Dans tout cela, on ne peut faire l'économie d'aucune étape, sous peine de ne rien comprendre, de sorte que je ne peux moi-même rien omettre.
On voit ici combien l'abstraction peut-être difficile.

Comment créer les conditions de la pérennisation des métiers artisanaux du goût

 Lors d’une discussion avec un artisan pâtissier, qui s’émouvait de la difficulté à recruter du personnel, il a été rappelé (H. This) que, pour une pratique « traditionnelle », il y a des rendements « traditionnels », à savoir que la main d’oeuvre est nécessairement abondante, pour un rendement faible.

On peut s’étonner que les métiers du goût aient si peu évolué techniquement (et s’interroger pour savoir si des activités qui n’ont pas évolué sont pérennes) :
- alors que les transports ont évolué (on ne va plus en char à bœufs, mais en voiture ou en avion),
- alors que les métiers du tertiaire ont évolué (on n’utilise plus des stylos mais des outils numériques),
- alors que les systèmes de production ont évolué (les tracteurs dans les champs peuvent être radio-pilotés, et commandés par satellites, au mètre près),
- alors que l’industrie alimentaire a évolué,
- alors que les coûts de l’énergie augmentent (électricité, gaz).

Oui, il faut répéter que les métiers de l’artisanat (cuisine, pâtisserie, charcuterie, boulangerie, boucherie, etc.) sont restés très en retard (résistant notamment à la « cuisine moléculaire », par le passé, et à la cuisine de synthèse, depuis 20 ans), avec notamment :
- des horaires décalés,
- des bas salaires (normal, en quelque sorte, pour des rendements de travail faibles),
- des conditions physiques difficiles (chaleur, bruit, stress, station debout).

L’analyse de ce tableau désolant conduit à une conclusion inéluctable : il faut changer les conditions de production.

Pourquoi n’a-t-on pas encore assis les personnels, alors que la proposition a été faite dès 1980 ?
Lors du séminaire, un pâtissier témoigne du fait qu’il a été mal vu, dans la société où il travaillait, quand il s’asseyait pour peler des pommes !

Pourquoi l’induction n’a-t-elle pas entièrement remplacé les systèmes à gaz ou les plaques électriques ?
On rappelle à ce sujet que, naguère, les feux étaient allumés toute la journée dans les cuisines (observation personnelles à de nombreuses reprises, H. This) ! Et l’on signale aussi que l’induction a un rendement énergétique de 80 % environ, contre 20 % pour les systèmes anciens (voir un des comptes rendus des premiers séminaires).

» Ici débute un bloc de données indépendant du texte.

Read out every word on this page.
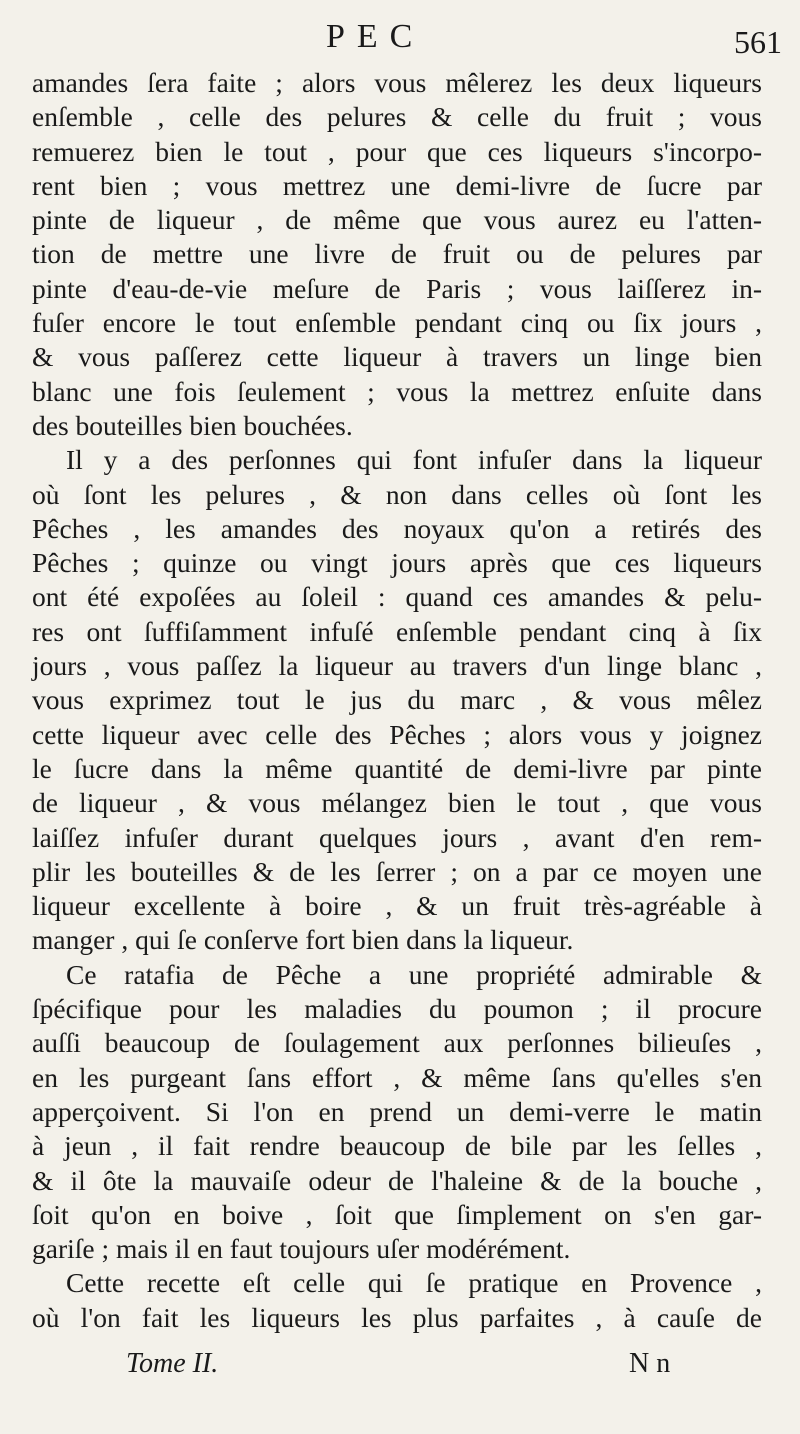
PEC	561

amandes ſera faite ; alors vous mêlerez les deux liqueurs
enſemble , celle des pelures & celle du fruit ; vous
remuerez bien le tout , pour que ces liqueurs s'incorpo-
rent bien ; vous mettrez une demi-livre de ſucre par
pinte de liqueur , de même que vous aurez eu l'atten-
tion de mettre une livre de fruit ou de pelures par
pinte d'eau-de-vie meſure de Paris ; vous laiſſerez in-
fuſer encore le tout enſemble pendant cinq ou ſix jours ,
& vous paſſerez cette liqueur à travers un linge bien
blanc une fois ſeulement ; vous la mettrez enſuite dans
des bouteilles bien bouchées.

Il y a des perſonnes qui font infuſer dans la liqueur
où ſont les pelures , & non dans celles où ſont les
Pêches , les amandes des noyaux qu'on a retirés des
Pêches ; quinze ou vingt jours après que ces liqueurs
ont été expoſées au ſoleil : quand ces amandes & pelu-
res ont ſuffiſamment infuſé enſemble pendant cinq à ſix
jours , vous paſſez la liqueur au travers d'un linge blanc ,
vous exprimez tout le jus du marc , & vous mêlez
cette liqueur avec celle des Pêches ; alors vous y joignez
le ſucre dans la même quantité de demi-livre par pinte
de liqueur , & vous mélangez bien le tout , que vous
laiſſez infuſer durant quelques jours , avant d'en rem-
plir les bouteilles & de les ſerrer ; on a par ce moyen une
liqueur excellente à boire , & un fruit très-agréable à
manger , qui ſe conſerve fort bien dans la liqueur.

Ce ratafia de Pêche a une propriété admirable &
ſpécifique pour les maladies du poumon ; il procure
auſſi beaucoup de ſoulagement aux perſonnes bilieuſes ,
en les purgeant ſans effort , & même ſans qu'elles s'en
apperçoivent. Si l'on en prend un demi-verre le matin
à jeun , il fait rendre beaucoup de bile par les ſelles ,
& il ôte la mauvaiſe odeur de l'haleine & de la bouche ,
ſoit qu'on en boive , ſoit que ſimplement on s'en gar-
gariſe ; mais il en faut toujours uſer modérément.

Cette recette eſt celle qui ſe pratique en Provence ,
où l'on fait les liqueurs les plus parfaites , à cauſe de

Tome II.	N n
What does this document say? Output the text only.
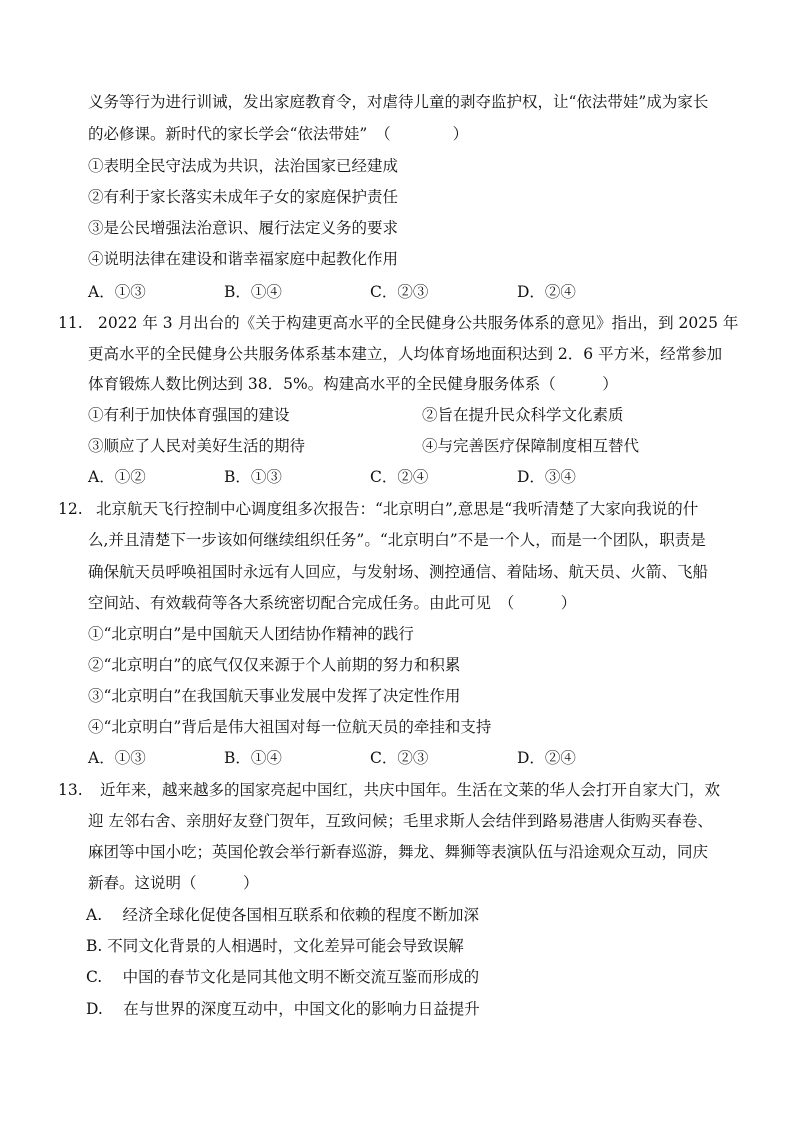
义务等行为进行训诫，发出家庭教育令，对虐待儿童的剥夺监护权，让“依法带娃”成为家长
的必修课。新时代的家长学会“依法带娃”　（　　　　）
①表明全民守法成为共识，法治国家已经建成
②有利于家长落实未成年子女的家庭保护责任
③是公民增强法治意识、履行法定义务的要求
④说明法律在建设和谐幸福家庭中起教化作用
A．①③	B．①④	C．②③	D．②④
11. 2022 年 3 月出台的《关于构建更高水平的全民健身公共服务体系的意见》指出，到 2025 年
更高水平的全民健身公共服务体系基本建立，人均体育场地面积达到 2．6 平方米，经常参加
体育锻炼人数比例达到 38．5%。构建高水平的全民健身服务体系（　　　）
①有利于加快体育强国的建设	②旨在提升民众科学文化素质
③顺应了人民对美好生活的期待	④与完善医疗保障制度相互替代
A．①②	B．①③	C．②④	D．③④
12. 北京航天飞行控制中心调度组多次报告：“北京明白”,意思是“我听清楚了大家向我说的什
么,并且清楚下一步该如何继续组织任务”。“北京明白”不是一个人，而是一个团队，职责是
确保航天员呼唤祖国时永远有人回应，与发射场、测控通信、着陆场、航天员、火箭、飞船
空间站、有效载荷等各大系统密切配合完成任务。由此可见　（　　　）
①“北京明白”是中国航天人团结协作精神的践行
②“北京明白”的底气仅仅来源于个人前期的努力和积累
③“北京明白”在我国航天事业发展中发挥了决定性作用
④“北京明白”背后是伟大祖国对每一位航天员的牵挂和支持
A．①③	B．①④	C．②③	D．②④
13. 近年来，越来越多的国家亮起中国红，共庆中国年。生活在文莱的华人会打开自家大门，欢
迎 左邻右舍、亲朋好友登门贺年，互致问候；毛里求斯人会结伴到路易港唐人街购买春卷、
麻团等中国小吃；英国伦敦会举行新春巡游，舞龙、舞狮等表演队伍与沿途观众互动，同庆
新春。这说明（　　　）
A.　 经济全球化促使各国相互联系和依赖的程度不断加深
B. 不同文化背景的人相遇时，文化差异可能会导致误解
C.　 中国的春节文化是同其他文明不断交流互鉴而形成的
D.　 在与世界的深度互动中，中国文化的影响力日益提升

Pourquoi l’induction n’est-elle pas absolument partout ?

Pourquoi fait-on encore de la production par lots alors que l’on pourrait faire de la (petite) série ?
Cela impose que les fabricants de matériels proposent mieux que l’offre actuelle. On observe que la cuisson à basse température s’est imposée, mais que les possibilités d’innovation sont considérables.

Pourquoi utilise-t-on encore des siphons (mieux que des fouets!) alors qu’a été proposée
l’utilisation de systèmes plus durables (pas de cartouches), avec des pompes ?

Pourquoi voit-on encore des systèmes de poche à douille au lieu de systèmes plus rapides ?
S’est-on vraiment demandé si les casseroles étaient les ustensiles nécessaires pour la cuisine ?
Là, on rappelle un commentaire d’un élève ingénieur, lors d’un Concours cuisine des grandes écoles : « Mais si on n’a plus de casserole, comment fera-t-on ? ». En réalité, les casseroles sont une survivance antique, et bien des possibilités existent. Par exemple :
- dans les robots cuiseurs modernes, c’est un bol qui reçoit les aliments qui seront mélangés, mixés, chauffés, etc. ;
- d’autre part, on observera que les chimistes ont de nombreux ustensiles spécialisés pour chauffer des mélanges (du ballon au Soxhlet) ;
- la cuisson au four ne nécessite pas de casserole ;
- la cuisson au four à micro-ondes non plus ;
- et l’on peut même considérer des tubes à résistances chauffantes pour des cuisson en continu, plutôt qu’en lots.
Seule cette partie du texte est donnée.